Hi! I'm Lindsay Ferrier. You might remember me from a blog called Suburban Turmoil. Well, a lot has changed since I started that blog in 2005. My kids grew up, I got a divorce, and I finally left the suburbs for the heart of Nashville, where I feel like I truly belong. I have no idea what the future will hold and you know what? I'm okay with that. Thrilled, actually. It was time for something totally different.
February 17, 2007
>”Jodi’s mom called Sarah’s mom over the weekend and told her that Sarah’s boyfriend drinks.” My 16-year-old stepdaughter informed me the other day.
I feigned shock.
“Whoa. Why would she do that?”
“I don’t know!” 16 said, shaking her head. “She’s so nosy.”
16 didn’t know it, but I could understand exactly why Jodi’s mom would call Sarah’s mom with that information. Before I started raising teenage girls, I would’ve sworn I’d do the very same thing.
But when I was talking to a mom on the phone the other night and she said, “I hope if Julie is ever up to anything, you’ll tell me,” I knew that in all honesty, I probably wouldn’t. The truth is that even though I know things that would send half the PTA board home screaming first for their daughters and second for the phone number of the nearest convent, I keep it to myself. Because my first allegiance is to my girls. Period.
I treasure the fact that they feel like they can tell me who’s drinking and who’s doing drugs, who’s getting hickeys on which parts of their bodies, who cheats on all his tests and who toilet papered the neighbor’s house the other night. I want to keep that openness going between us for as long as possible.
At the same time, I feel a little bit guilty when I see the moms of these kids, because truthfully, I’d want to know if I were them. And yet, I can’t betray my girls. I just can’t.
There are exceptions, of course. If a child’s life were seriously in danger, I’d tell. Sensitively. Anonymously. I’ve done it before and I don’t regret the decision.
But even that leads to gray areas. What about the girl who brags about using cocaine? Or the guy known for driving 90 mph everywhere he goes? What about the binge drinkers? The bulimics? If I started tallying up the potentially dangerous situations brewing among my stepdaughters’ classmates, I’d be on the phone all day.

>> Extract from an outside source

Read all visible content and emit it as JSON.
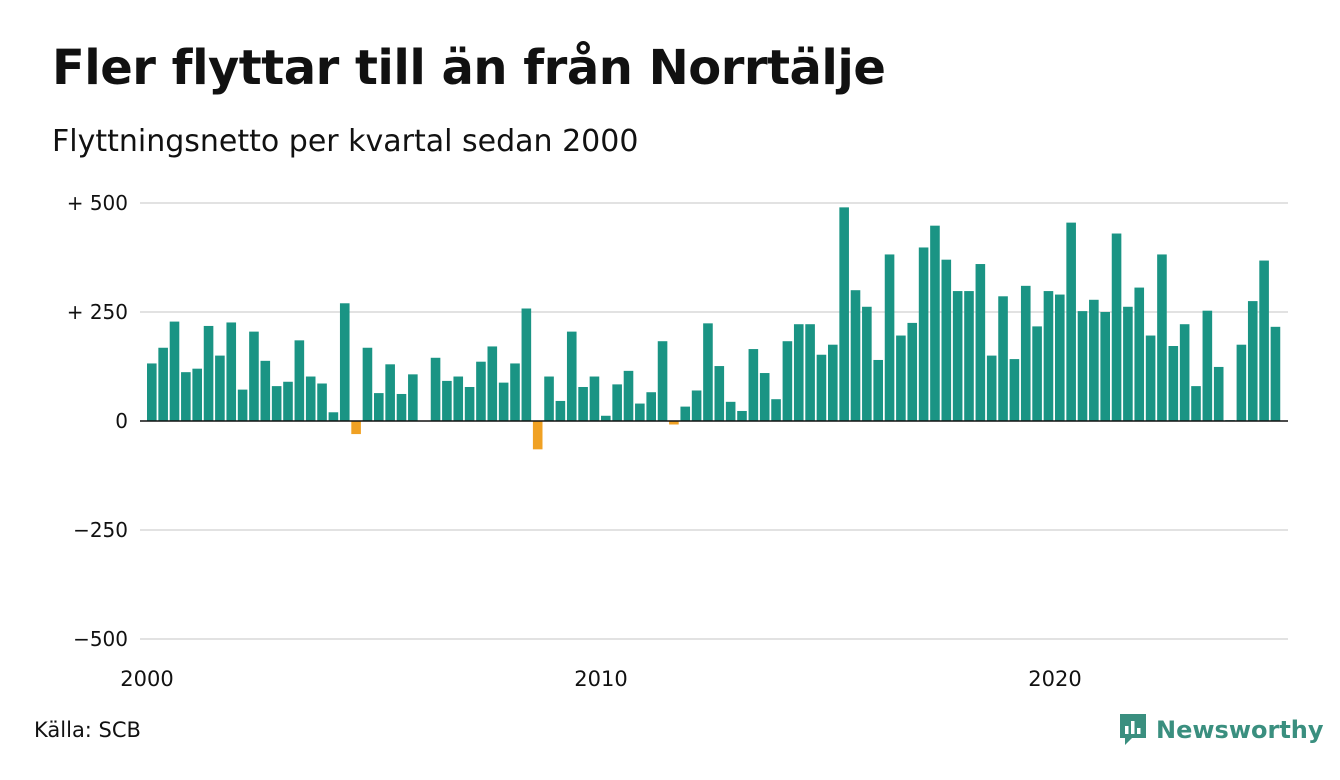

I understand if you disagree with my decision to keep my information to myself. Plenty of my friends do, particularly the ones with young children. They think I’m breaking some sort of mothers’ code by not telling other moms what’s going on with their teens. But if I lost the trust I’ve spent years cultivating in my girls, I would never forgive myself.
And I don’t expect anyone to tell me about my kids, either. Instead, I’ve developed a hyper awareness stealthily covered by studied nonchalance. I wouldn’t call myself a snoop exactly, but I do make it my business to know what’s going on, listening to backseat conversations between the girls and their friends, reading their MySpace pages, and asking lots of casual, carefully-spaced questions. In the end, if I don’t know what’s going on in their lives, I have no one to blame but myself.